心跳。
太荒唐了。
她难以置信地蹲在地上,唇部不断传来的肿。胀疼痛感不断提醒着她刚刚都发生了什么。
知雾狼狈捋了把自己散落的额发,双腿直到现在还在没力气地发抖。
她用力闭了下眼睛,感到无比羞愧。
才同居的第一天而已,她就对梁圳白做出这种事情。
那之后该怎么面对他?
……
在客卧心绪不安地呆了一晚上,做了好几个混乱的梦,甚至还梦见了梁圳白摁着她的腰,将昨晚的事进行了下去,满室情翻浪滚。
第二天起床的时候知雾明显睡眠不足,有些头重脚轻地开门下楼。
看见楼下梁圳白已经穿戴整齐,衬衫的衣领扣到最上面那一粒,领带打得很板正,正在餐厅吃早餐。
他的神色索冷清淡,看上去和往常别无二致,仿佛昨晚什么事都没发生过。
知雾有些踌躇地过去坐下来,餐桌上都是提前定好送过来的餐点,菜品种类多样,非常丰盛。
她拿起筷子,尽量维持着自己平静,夹了一块切好的培根三明治。
“你慢慢吃,我时间到了,先去公司上班,”梁圳白已经用餐完毕,和她交代,“有什么事,直接给我打电话。
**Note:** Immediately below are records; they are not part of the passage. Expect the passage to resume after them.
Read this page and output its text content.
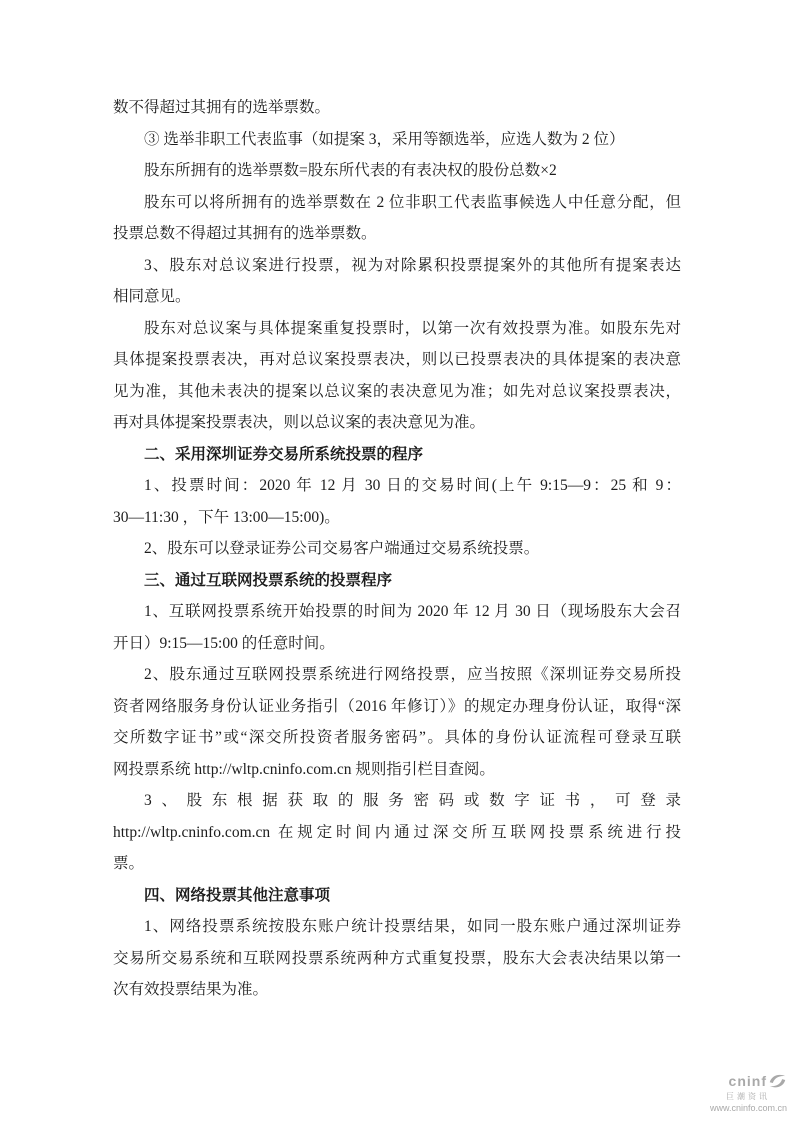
数不得超过其拥有的选举票数。
③ 选举非职工代表监事（如提案 3，采用等额选举，应选人数为 2 位）
股东所拥有的选举票数=股东所代表的有表决权的股份总数×2
股东可以将所拥有的选举票数在 2 位非职工代表监事候选人中任意分配，但
投票总数不得超过其拥有的选举票数。
3、股东对总议案进行投票，视为对除累积投票提案外的其他所有提案表达
相同意见。
股东对总议案与具体提案重复投票时，以第一次有效投票为准。如股东先对
具体提案投票表决，再对总议案投票表决，则以已投票表决的具体提案的表决意
见为准，其他未表决的提案以总议案的表决意见为准；如先对总议案投票表决，
再对具体提案投票表决，则以总议案的表决意见为准。
二、采用深圳证券交易所系统投票的程序
1、投票时间：2020 年 12 月 30 日的交易时间(上午 9:15—9：25 和 9：
30—11:30 ，下午 13:00—15:00)。
2、股东可以登录证券公司交易客户端通过交易系统投票。
三、通过互联网投票系统的投票程序
1、互联网投票系统开始投票的时间为 2020 年 12 月 30 日（现场股东大会召
开日）9:15—15:00 的任意时间。
2、股东通过互联网投票系统进行网络投票，应当按照《深圳证券交易所投
资者网络服务身份认证业务指引（2016 年修订）》的规定办理身份认证，取得“深
交所数字证书”或“深交所投资者服务密码”。具体的身份认证流程可登录互联
网投票系统 http://wltp.cninfo.com.cn 规则指引栏目查阅。
3、股东根据获取的服务密码或数字证书，可登录
http://wltp.cninfo.com.cn 在规定时间内通过深交所互联网投票系统进行投
票。
四、网络投票其他注意事项
1、网络投票系统按股东账户统计投票结果，如同一股东账户通过深圳证券
交易所交易系统和互联网投票系统两种方式重复投票，股东大会表决结果以第一
次有效投票结果为准。
cninf
巨潮资讯
www.cninfo.com.cn
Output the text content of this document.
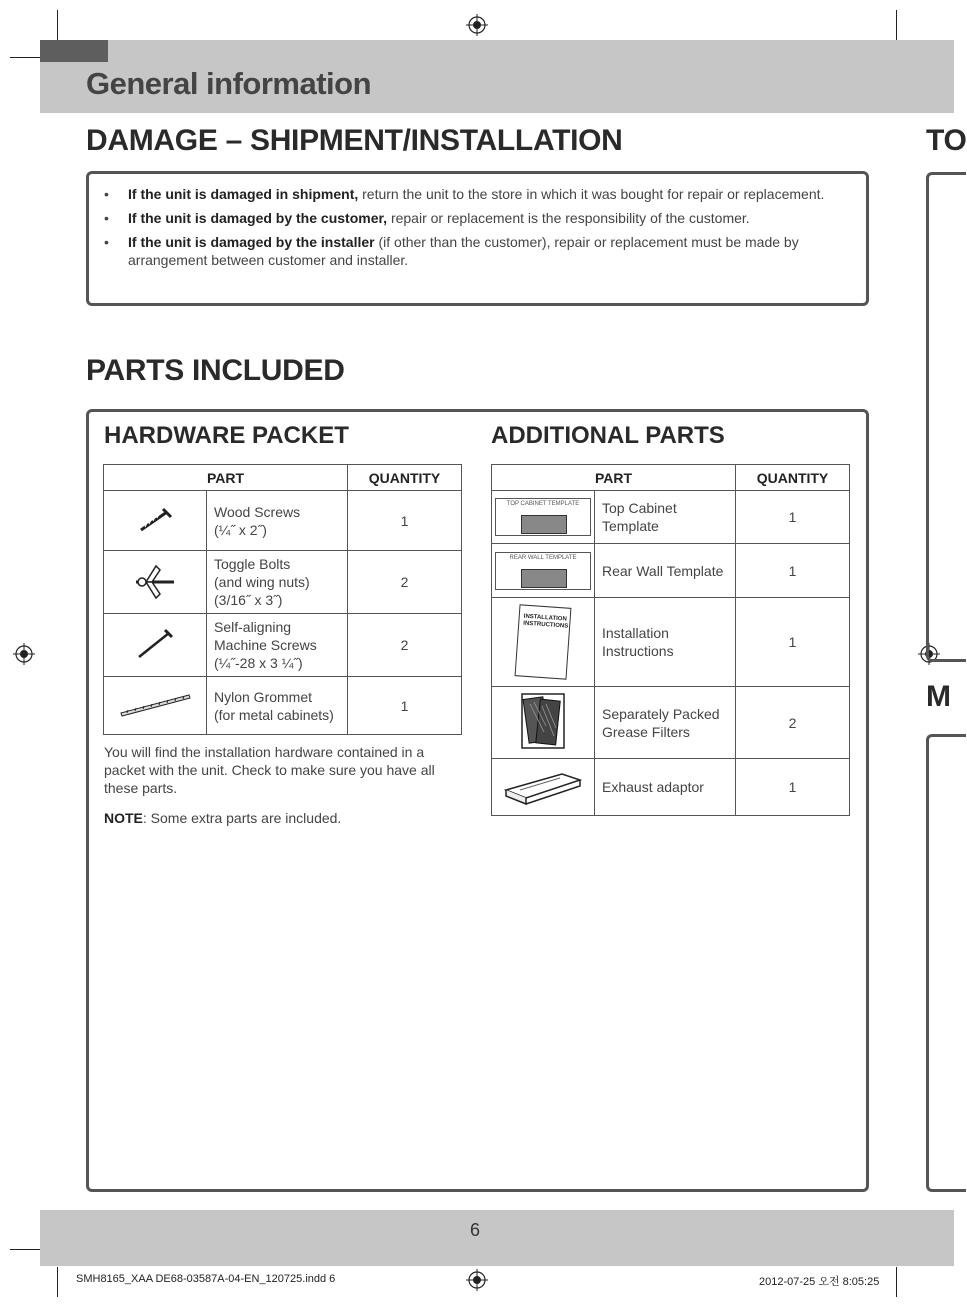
General information
TO
M
DAMAGE – SHIPMENT/INSTALLATION
• If the unit is damaged in shipment, return the unit to the store in which it was bought for repair or replacement.
• If the unit is damaged by the customer, repair or replacement is the responsibility of the customer.
• If the unit is damaged by the installer (if other than the customer), repair or replacement must be made by arrangement between customer and installer.
PARTS INCLUDED
HARDWARE PACKET	ADDITIONAL PARTS
PART		QUANTITY

Wood Screws
(¼˝ x 2˝)	1

Toggle Bolts
(and wing nuts)
(3/16˝ x 3˝)	2

Self-aligning
Machine Screws
(¼˝-28 x 3 ¼˝)	2

Nylon Grommet
(for metal cabinets)	1
You will find the installation hardware contained in a packet with the unit. Check to make sure you have all these parts.
NOTE: Some extra parts are included.
PART		QUANTITY

TOP CABINET TEMPLATE	Top Cabinet
Template	1

REAR WALL TEMPLATE	Rear Wall Template	1

INSTALLATION INSTRUCTIONS	Installation
Instructions	1

Separately Packed
Grease Filters	2

Exhaust adaptor	1
6
SMH8165_XAA DE68-03587A-04-EN_120725.indd 6	2012-07-25 오전 8:05:25
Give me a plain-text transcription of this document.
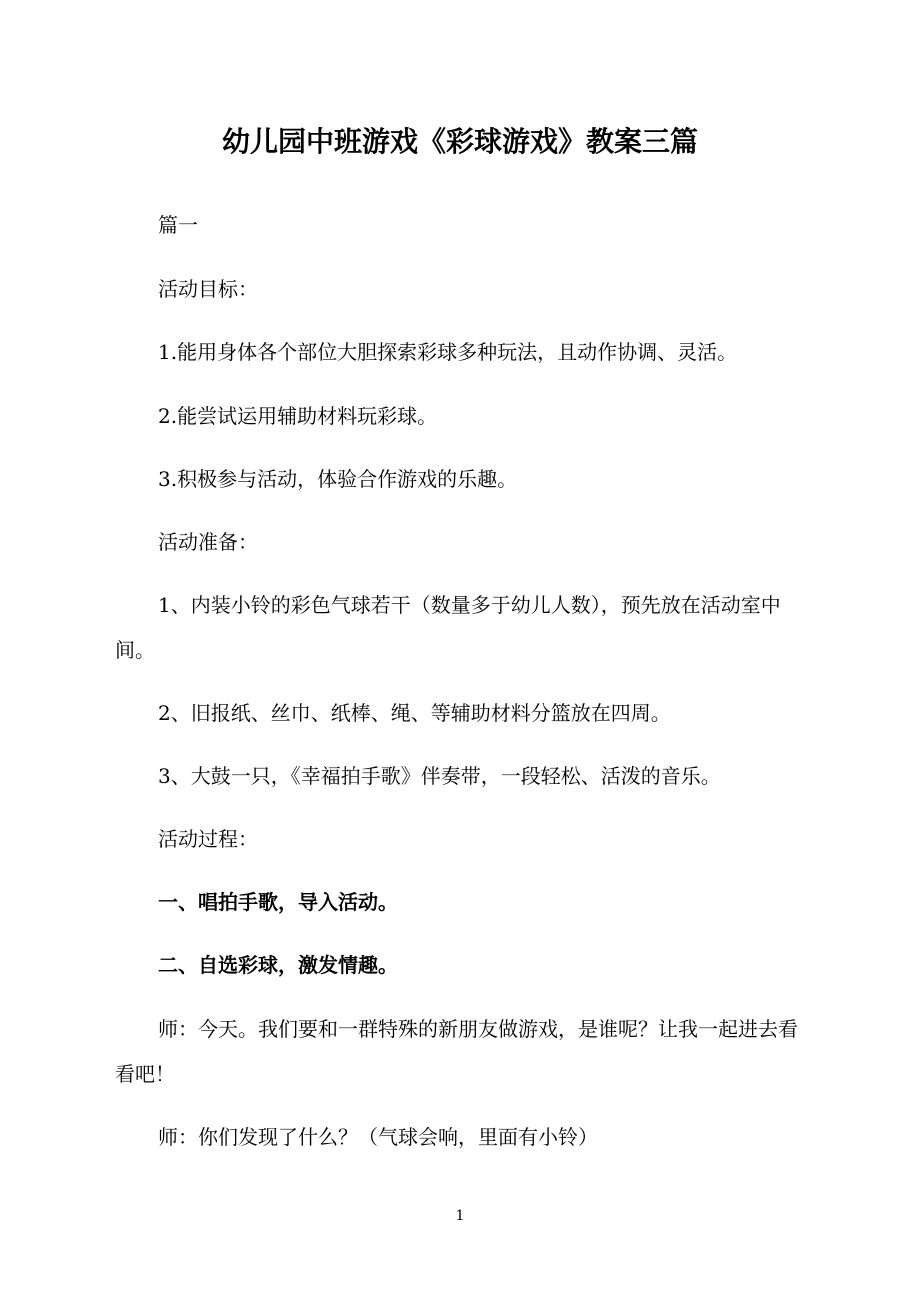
幼儿园中班游戏《彩球游戏》教案三篇

篇一

活动目标：

1.能用身体各个部位大胆探索彩球多种玩法，且动作协调、灵活。

2.能尝试运用辅助材料玩彩球。

3.积极参与活动，体验合作游戏的乐趣。

活动准备：

1、内装小铃的彩色气球若干（数量多于幼儿人数），预先放在活动室中间。

2、旧报纸、丝巾、纸棒、绳、等辅助材料分篮放在四周。

3、大鼓一只，《幸福拍手歌》伴奏带，一段轻松、活泼的音乐。

活动过程：

一、唱拍手歌，导入活动。

二、自选彩球，激发情趣。

师：今天。我们要和一群特殊的新朋友做游戏，是谁呢？让我一起进去看看吧！

师：你们发现了什么？（气球会响，里面有小铃）

1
”
知雾终于磨蹭着抬头看了他一眼,但随即很快心凉了大半。
梁圳白的唇线条清晰,色泽很淡,下唇不知道什么时候被破了一小块,有道口子,看上去格外惹眼。
用脚趾头想都知道是谁咬的,知雾面红耳赤,负罪感强到想当场挖个坑把自己埋进去。
偏偏他却表露出一副不甚在意的模样,就这样直接出门了。
将早饭吃完,知雾给仰姣回了个电话,告诉她自己下午就来参加面试。
仰姣明显很高兴,又拉着她说了很多话。
知雾在国外时几乎没提过自己的家庭情况,她和封骞一样,想当然地以为她生活过得比较拮据。
聊到后面,仰姣甚至还小心翼翼地开口,想给她介绍点来钱快的私活。
知雾既好笑又感动,婉拒了她的好意。
挂掉电话,她换掉了睡衣,准备化个淡妆出门。
抹唇釉望向镜子的时候,才发现自己的嘴唇也没比梁圳白好到哪去,摸上去还有点隐隐作痛。
她将唇釉放下,转而从抽屉里拿了个口罩给自己戴上。
收拾好东西,知雾准备出门,拨打司机的电话时才发觉不对。
她已经不住在董家了,让董家的司机大老远过来送她一趟未免有些太过于兴师动众。
这几年一直在国外搭乘巴士,回国后去哪又都有家里专门的司机接送,她已经习惯了这样报出地点就能直接走的高效出行方式。
现在突然没有司机在身边,还有一瞬茫然。
知雾将电话挂断,打了辆出租上车。
初春的天气,车里还开着暖气,好久没有通过风的车厢里气味混杂。
她将窗户降下来,这才感觉到空气的流动。呼吸重新得到解放,脑袋开始自动思考之后该怎么去上班了。
车程很近,很快抵达了仰姣口中的哪家律所。
这家律所名字叫京肇律师事务所,总部就开设在临京,拥有超过400名合伙人,以及超过3000名律师。业务领域广泛,人才接收的也都是五院四系的法学生。
在全球设立五十多个办公室,即使在国内的八大律所中排名也非常靠前。
周围都是摩天大楼林立的cbd写字楼,知雾乘着电梯上高层,踏入京肇律所大门。
不知道是不是提前收到了通知,很快就有秘书出来接她,带着她去了一个安静的私人办公室见hr。
其实抛开仰姣这条关系不谈,知雾和京肇的大老板段锐楷也算是见过面认识。段锐楷和知雾的亲哥董知霁关系很熟,是穿一条裤子的好兄弟。
毕竟京肇律所名气在外,董氏集团旗下公司很多合同经济纠纷方面的问题,需要打官司时,都会选择优先和京肇合作。
上大学那两年知雾被董煜明带着参加饭局,和段锐楷见过几次面,甚至前两天的董家私宴,他还作为董氏合作伙伴被邀请出席过。
只是认识老板归认识,入职该有的流程一个也少不了。